La normativa Enac dice che è possibile, ma non sono molti coloro che ci riescono. A soli diciassette anni, Giovanni Spoto ha già ottenuto la licenza europea di pilota privato di velivoli, la Ppl-A. Il ragazzo, originario di Mussomeli, in provincia di Caltanissetta, è così abilitato come pilota di aerei da turismo dopo avere completato il percorso richiesto tra preparazione teorica e attività pratica. Per raggiungere questo traguardo, si è dovuto sottoporre a un esame complesso, che lo ha tenuto impegnato sui libri per mesi e non solo. Non ha voluto, tuttavia, perdere tempo per inseguire la sua passione, affrontandolo subito dopo il compimento dell’età minima prevista per conseguire l’abilitazione. E adesso può sognare in grande.
Giovanni Spoto tra scuola e cielo
Il brevetto è stato conseguito all’Aero Club di Catania, all’interno dell’aeroporto di Fontanarossa, dove Giovanni Spoto ha seguito l’intero iter previsto dalla disciplina europea mentre frequentava il quarto anno dell’indirizzo Turistico dell’Istituto “Hodierna” di Mussomeli. Alla formazione scolastica ha affiancato un percorso impegnativo, fatto di oltre cento ore di lezioni teoriche e di decine di ore di volo, prima insieme all’istruttore e poi da solo ai comandi. Non è stato facile conciliare gli impegni anche in virtù della distanza tra la sua Mussomeli e il capoluogo etneo, ma ne è valsa la pena, dato che al primo tentativo ha ottenuto il brevetto. Alla base di questo successo c’è una passione nata molto presto.
La passione per il volo
“La passione per il volo è nata da bambino – ha raccontato Giovanni a La Sicilia – ogni volta che salivo su un aereo rimanevo affascinato dalla cabina di pilotaggio. Con il tempo quel desiderio è diventato un obiettivo concreto”. Tra i passaggi più significativi della sua esperienza c’è stato il primo volo in solitaria, avvenuto lo scorso 4 luglio e indicato come una delle emozioni più forti di questa fase.
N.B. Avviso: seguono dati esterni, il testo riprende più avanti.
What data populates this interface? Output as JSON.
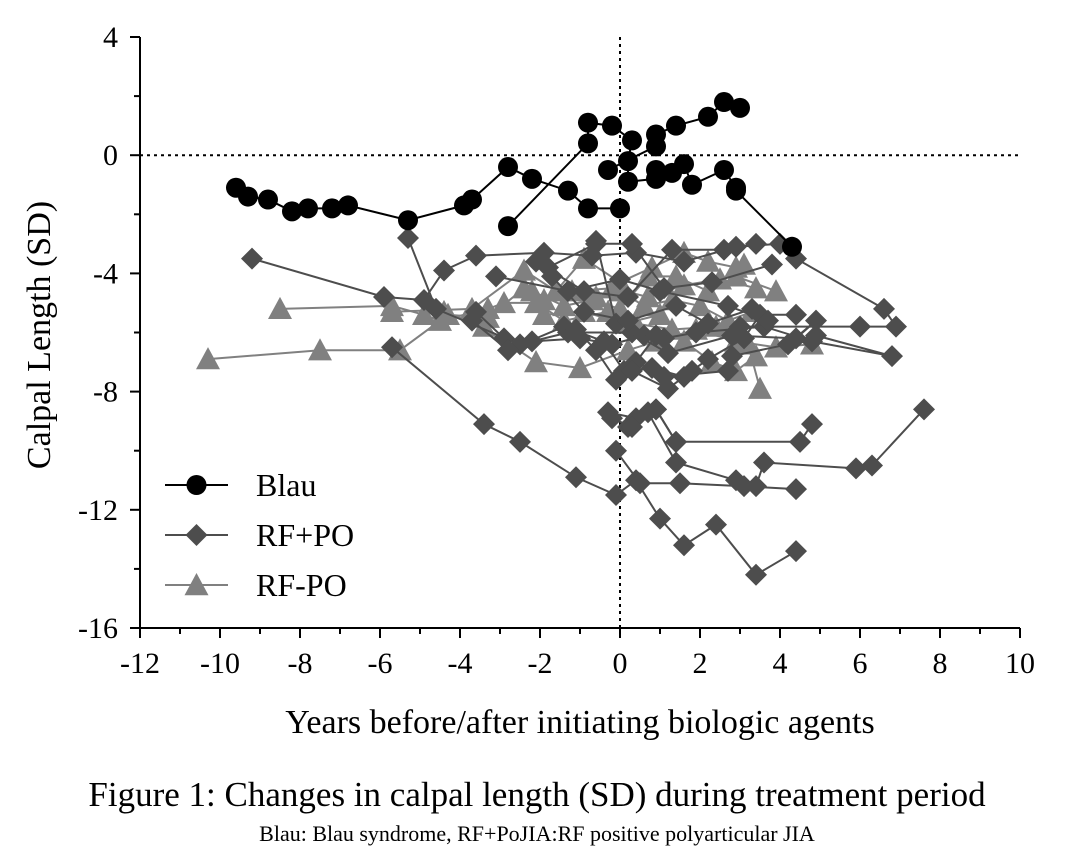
{
  "chart_data": {
    "type": "line",
    "title": "Figure 1: Changes in calpal length (SD) during treatment period",
    "subtitle": "Blau: Blau syndrome, RF+PoJIA:RF positive polyarticular JIA",
    "xlabel": "Years before/after initiating biologic agents",
    "ylabel": "Calpal Length (SD)",
    "xlim": [
      -12,
      10
    ],
    "ylim": [
      -16,
      4
    ],
    "xticks": [
      -12,
      -10,
      -8,
      -6,
      -4,
      -2,
      0,
      2,
      4,
      6,
      8,
      10
    ],
    "yticks": [
      4,
      0,
      -4,
      -8,
      -12,
      -16
    ],
    "xtick_labels": [
      "-12",
      "-10",
      "-8",
      "-6",
      "-4",
      "-2",
      "0",
      "2",
      "4",
      "6",
      "8",
      "10"
    ],
    "ytick_labels": [
      "4",
      "0",
      "-4",
      "-8",
      "-12",
      "-16"
    ],
    "reference_lines": [
      {
        "axis": "x",
        "value": 0,
        "style": "dotted"
      },
      {
        "axis": "y",
        "value": 0,
        "style": "dotted"
      }
    ],
    "legend_position": "bottom-left",
    "series": [
      {
        "name": "Blau",
        "marker": "circle",
        "color": "#000000",
        "lines": [
          [
            [
              -9.6,
              -1.1
            ],
            [
              -9.3,
              -1.4
            ],
            [
              -8.8,
              -1.5
            ],
            [
              -8.2,
              -1.9
            ],
            [
              -7.8,
              -1.8
            ],
            [
              -7.2,
              -1.8
            ],
            [
              -6.8,
              -1.7
            ],
            [
              -5.3,
              -2.2
            ],
            [
              -3.9,
              -1.7
            ],
            [
              -3.7,
              -1.5
            ],
            [
              -2.8,
              -0.4
            ],
            [
              -2.2,
              -0.8
            ],
            [
              -1.3,
              -1.2
            ],
            [
              -0.8,
              -1.8
            ],
            [
              0,
              -1.8
            ]
          ],
          [
            [
              -2.8,
              -2.4
            ],
            [
              -0.8,
              0.4
            ],
            [
              -0.8,
              1.1
            ],
            [
              -0.2,
              1.0
            ],
            [
              0.3,
              0.5
            ],
            [
              0.2,
              -0.2
            ],
            [
              0.2,
              -0.9
            ],
            [
              0.9,
              -0.8
            ],
            [
              0.9,
              -0.5
            ],
            [
              1.3,
              -0.6
            ],
            [
              1.6,
              -0.3
            ],
            [
              1.8,
              -1.0
            ],
            [
              2.6,
              -0.5
            ],
            [
              2.9,
              -1.1
            ],
            [
              2.9,
              -1.2
            ],
            [
              4.3,
              -3.1
            ]
          ],
          [
            [
              -0.3,
              -0.5
            ],
            [
              0.9,
              0.3
            ],
            [
              0.9,
              0.7
            ],
            [
              1.4,
              1.0
            ],
            [
              2.2,
              1.3
            ],
            [
              2.6,
              1.8
            ],
            [
              3.0,
              1.6
            ]
          ]
        ]
      },
      {
        "name": "RF+PO",
        "marker": "diamond",
        "color": "#4d4d4d",
        "lines": [
          [
            [
              -9.2,
              -3.5
            ],
            [
              -5.9,
              -4.8
            ],
            [
              -4.9,
              -4.9
            ],
            [
              -4.4,
              -3.9
            ],
            [
              -3.6,
              -3.4
            ],
            [
              -1.9,
              -3.3
            ],
            [
              -0.7,
              -3.4
            ],
            [
              0.4,
              -3.3
            ],
            [
              1.6,
              -3.6
            ],
            [
              2.9,
              -3.1
            ],
            [
              4.0,
              -3.0
            ],
            [
              4.4,
              -3.5
            ],
            [
              6.6,
              -5.2
            ],
            [
              6.9,
              -5.8
            ],
            [
              6.0,
              -5.8
            ],
            [
              3.0,
              -5.8
            ]
          ],
          [
            [
              -5.3,
              -2.8
            ],
            [
              -4.6,
              -5.2
            ],
            [
              -2.5,
              -6.4
            ],
            [
              -1.3,
              -6.0
            ],
            [
              0.3,
              -6.0
            ],
            [
              1.2,
              -6.7
            ],
            [
              2.8,
              -6.1
            ],
            [
              4.4,
              -6.2
            ],
            [
              4.9,
              -5.6
            ],
            [
              4.2,
              -6.4
            ],
            [
              2.8,
              -6.8
            ]
          ],
          [
            [
              -5.7,
              -6.5
            ],
            [
              -3.4,
              -9.1
            ],
            [
              -2.5,
              -9.7
            ],
            [
              -1.1,
              -10.9
            ],
            [
              -0.1,
              -11.5
            ],
            [
              0.4,
              -11.0
            ],
            [
              1.0,
              -12.3
            ],
            [
              1.6,
              -13.2
            ],
            [
              2.4,
              -12.5
            ],
            [
              3.4,
              -14.2
            ],
            [
              4.4,
              -13.4
            ]
          ],
          [
            [
              -3.6,
              -5.3
            ],
            [
              -2.9,
              -6.2
            ],
            [
              -2.2,
              -6.3
            ],
            [
              -1.0,
              -6.2
            ],
            [
              -0.2,
              -6.4
            ],
            [
              0.6,
              -6.1
            ],
            [
              1.1,
              -6.2
            ],
            [
              1.9,
              -6.0
            ],
            [
              3.6,
              -5.8
            ],
            [
              4.8,
              -6.3
            ],
            [
              6.8,
              -6.8
            ],
            [
              4.9,
              -6.1
            ]
          ],
          [
            [
              -0.3,
              -8.7
            ],
            [
              0.4,
              -8.9
            ],
            [
              0.9,
              -8.6
            ],
            [
              1.4,
              -9.7
            ],
            [
              4.5,
              -9.7
            ],
            [
              4.8,
              -9.1
            ]
          ],
          [
            [
              0.2,
              -9.2
            ],
            [
              0.7,
              -8.7
            ],
            [
              1.4,
              -10.4
            ],
            [
              2.9,
              -11.0
            ],
            [
              3.4,
              -11.2
            ],
            [
              3.6,
              -10.4
            ],
            [
              5.9,
              -10.6
            ],
            [
              6.3,
              -10.5
            ],
            [
              7.6,
              -8.6
            ]
          ],
          [
            [
              -0.1,
              -10.0
            ],
            [
              0.5,
              -11.1
            ],
            [
              1.5,
              -11.1
            ],
            [
              3.1,
              -11.2
            ],
            [
              4.4,
              -11.3
            ]
          ],
          [
            [
              -3.7,
              -5.6
            ],
            [
              -2.8,
              -6.6
            ],
            [
              -1.4,
              -5.8
            ],
            [
              -0.4,
              -6.3
            ],
            [
              0.1,
              -7.3
            ],
            [
              0.8,
              -7.2
            ],
            [
              1.6,
              -7.5
            ],
            [
              2.2,
              -6.9
            ],
            [
              3.1,
              -6.2
            ],
            [
              3.5,
              -5.4
            ],
            [
              4.4,
              -5.4
            ]
          ],
          [
            [
              -3.1,
              -4.1
            ],
            [
              -1.3,
              -4.6
            ],
            [
              0,
              -4.2
            ],
            [
              1.0,
              -4.6
            ],
            [
              2.7,
              -5.1
            ],
            [
              3.7,
              -5.6
            ]
          ],
          [
            [
              -0.6,
              -2.9
            ],
            [
              -0.1,
              -5.7
            ],
            [
              0.9,
              -6.1
            ],
            [
              0.4,
              -7.0
            ],
            [
              1.1,
              -7.5
            ],
            [
              2.7,
              -7.3
            ]
          ],
          [
            [
              -1.8,
              -3.8
            ],
            [
              -0.6,
              -3.0
            ],
            [
              0.3,
              -3.0
            ],
            [
              1.1,
              -4.5
            ],
            [
              2.3,
              -4.3
            ],
            [
              3.8,
              -3.7
            ]
          ],
          [
            [
              -2.1,
              -3.6
            ],
            [
              -0.9,
              -4.6
            ],
            [
              0.2,
              -4.8
            ],
            [
              1.3,
              -3.2
            ],
            [
              2.6,
              -3.2
            ],
            [
              3.4,
              -3.0
            ]
          ],
          [
            [
              -1.1,
              -5.9
            ],
            [
              -0.6,
              -6.6
            ],
            [
              -0.1,
              -7.6
            ],
            [
              0.3,
              -7.3
            ],
            [
              1.2,
              -7.9
            ],
            [
              1.8,
              -7.3
            ]
          ],
          [
            [
              -0.2,
              -8.9
            ],
            [
              0.3,
              -9.2
            ],
            [
              0.9,
              -8.6
            ],
            [
              1.4,
              -9.7
            ]
          ],
          [
            [
              -1.7,
              -4.1
            ],
            [
              -0.9,
              -5.3
            ],
            [
              0.2,
              -5.6
            ],
            [
              1.4,
              -5.1
            ],
            [
              2.2,
              -5.7
            ],
            [
              3.3,
              -5.2
            ]
          ]
        ]
      },
      {
        "name": "RF-PO",
        "marker": "triangle",
        "color": "#808080",
        "lines": [
          [
            [
              -10.3,
              -6.9
            ],
            [
              -7.5,
              -6.6
            ],
            [
              -5.5,
              -6.6
            ],
            [
              -4.3,
              -5.4
            ],
            [
              -3.3,
              -5.5
            ],
            [
              -2.4,
              -4.5
            ],
            [
              -1.9,
              -4.9
            ],
            [
              -1.2,
              -4.6
            ],
            [
              -0.2,
              -4.5
            ],
            [
              0.7,
              -4.8
            ],
            [
              1.6,
              -4.4
            ],
            [
              2.5,
              -4.2
            ],
            [
              3.4,
              -4.5
            ]
          ],
          [
            [
              -8.5,
              -5.2
            ],
            [
              -5.7,
              -5.1
            ],
            [
              -4.9,
              -5.4
            ],
            [
              -4.5,
              -5.6
            ],
            [
              -3.3,
              -5.2
            ],
            [
              -2.9,
              -5.0
            ],
            [
              -2.1,
              -5.0
            ],
            [
              -1.4,
              -5.6
            ],
            [
              -0.3,
              -5.3
            ],
            [
              0.4,
              -5.7
            ],
            [
              1.3,
              -5.9
            ],
            [
              2.4,
              -5.8
            ],
            [
              3.2,
              -6.4
            ],
            [
              3.5,
              -7.9
            ]
          ],
          [
            [
              -5.7,
              -5.3
            ],
            [
              -3.7,
              -5.2
            ],
            [
              -2.4,
              -3.9
            ],
            [
              -1.6,
              -4.6
            ],
            [
              -0.9,
              -3.5
            ],
            [
              0,
              -4.3
            ],
            [
              0.8,
              -3.8
            ],
            [
              1.6,
              -3.3
            ],
            [
              2.2,
              -3.6
            ],
            [
              2.9,
              -3.8
            ],
            [
              3.1,
              -3.7
            ]
          ],
          [
            [
              -4.4,
              -5.3
            ],
            [
              -3.4,
              -5.8
            ],
            [
              -2.1,
              -7.0
            ],
            [
              -1.0,
              -7.2
            ],
            [
              0.2,
              -6.6
            ],
            [
              0.9,
              -6.3
            ],
            [
              1.9,
              -5.9
            ],
            [
              2.9,
              -6.3
            ],
            [
              3.9,
              -6.5
            ],
            [
              4.8,
              -6.4
            ]
          ],
          [
            [
              -2.2,
              -4.6
            ],
            [
              -1.4,
              -5.1
            ],
            [
              -0.7,
              -4.9
            ],
            [
              0,
              -5.2
            ],
            [
              0.7,
              -4.1
            ],
            [
              1.4,
              -4.1
            ],
            [
              2.2,
              -4.6
            ],
            [
              2.9,
              -4.1
            ],
            [
              3.9,
              -4.6
            ]
          ],
          [
            [
              -1.9,
              -5.4
            ],
            [
              -0.9,
              -5.3
            ],
            [
              0.1,
              -5.7
            ],
            [
              1.0,
              -5.4
            ],
            [
              1.6,
              -6.3
            ],
            [
              2.3,
              -7.0
            ],
            [
              2.9,
              -7.3
            ],
            [
              3.4,
              -6.8
            ]
          ],
          [
            [
              -0.6,
              -4.8
            ],
            [
              0,
              -4.6
            ],
            [
              0.6,
              -5.1
            ],
            [
              1.3,
              -4.9
            ],
            [
              2.0,
              -5.1
            ],
            [
              2.7,
              -5.6
            ],
            [
              3.3,
              -5.3
            ]
          ]
        ]
      }
    ]
  }
}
Nei giorni scorsi è arrivato anche il sorvolo di Mussomeli a bordo di un Tecnam P2008, un momento che gli ha permesso di guardare dall’alto il paese in cui è cresciuto e di condividerne la vista con un collega.
Spoto ha parlato anche del peso dei sacrifici affrontati e del sostegno ricevuto durante la preparazione. “Il percorso è stato impegnativo, ma ogni sacrificio è stato ripagato – afferma il ragazzo – ringrazio la mia famiglia, che mi ha sostenuto in ogni fase della preparazione. Senza il loro aiuto sarebbe stato molto più difficile raggiungere questo risultato”.
I prossimi obiettivi
Per il giovane mussomelese la licenza appena ottenuta rappresenta un passaggio iniziale di un progetto più ampio. L’obiettivo, infatti, è trasformare l’interesse coltivato fin da bambino in una vera e propria professione, diventando al più presto un pilota di linea. Il risultato raggiunto segna quindi un primo tassello, mentre il percorso professionale richiederà ancora anni di studio e preparazione. Giovanni Spoto, da parte sua, non ha alcuna intenzione di tirarsi indietro.